MOSCOW (MRC) -- Refinery output in China, the world’s second-largest oil consumer, eased from record highs in March after maintenance shutdowns offset production from a new mega refinery, reported Reuters.
Refinery throughput in March rose 3.2 percent from a year earlier to 53.04 million tonnes, or 12.49 million barrels per day (bpd), data from the National Bureau of Statistics showed on Wednesday.
For the first quarter, crude runs rose 4.4 percent on a year earlier to 155.37 million tonnes, or 12.6 million bpd.
March throughput was down from record rates in the January to February period at 12.68 million bpd.
A number of Chinese refineries, including China National Offshore Oil Corp’s Huizhou refinery and Sinopec Corp’s Changling refinery, were closed last month for maintenance, which peaks during the second quarter before demand rises in the third quarter.
But privately-run Hengli Petrochemical’s new 400,000-bpd refinery in Dalian entered full commercial operations in late March, bolstering overall throughput.
For the month, China pumped 16.54 million tonnes of crude oil or 3.89 million barrels per day, up 2.1 percent from a year ago and the highest daily level in at least a year.
The increases showed that efforts by state-run oil firms to accelerate domestic drilling paid off, halting the decline in the country’s output over the past three years.
Natural gas output last month rose 9.8 percent to 15.1 billion cubic meters (bcm), a touch below December’s record 15.3 bcm.
For the first quarter, gas production rose 9.4 percent to 44 bcm.

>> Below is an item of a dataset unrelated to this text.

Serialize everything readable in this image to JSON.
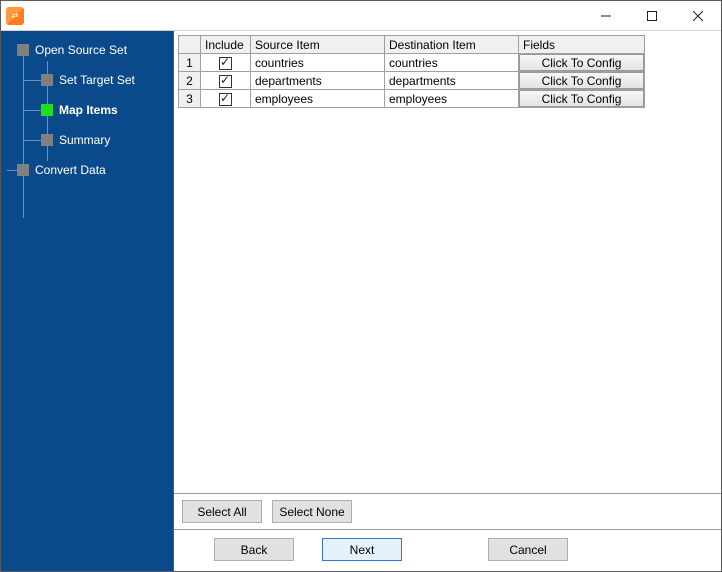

As MRC wrote earlier, in September 2018, China's Sinopec Corp joined a group planning to build an oil refinery in Alberta, an enterprise that would strengthen demand for the Canadian province's heavily discounted crude. State-owned Sinopec, formally known as China Petroleum & Chemical Corp, along with an Alberta indigenous group, China State Construction Engineering Corp and Alberta management company Teedrum, plan to build a refinery to process 167,000 barrels per day of crude into gasoline and other products.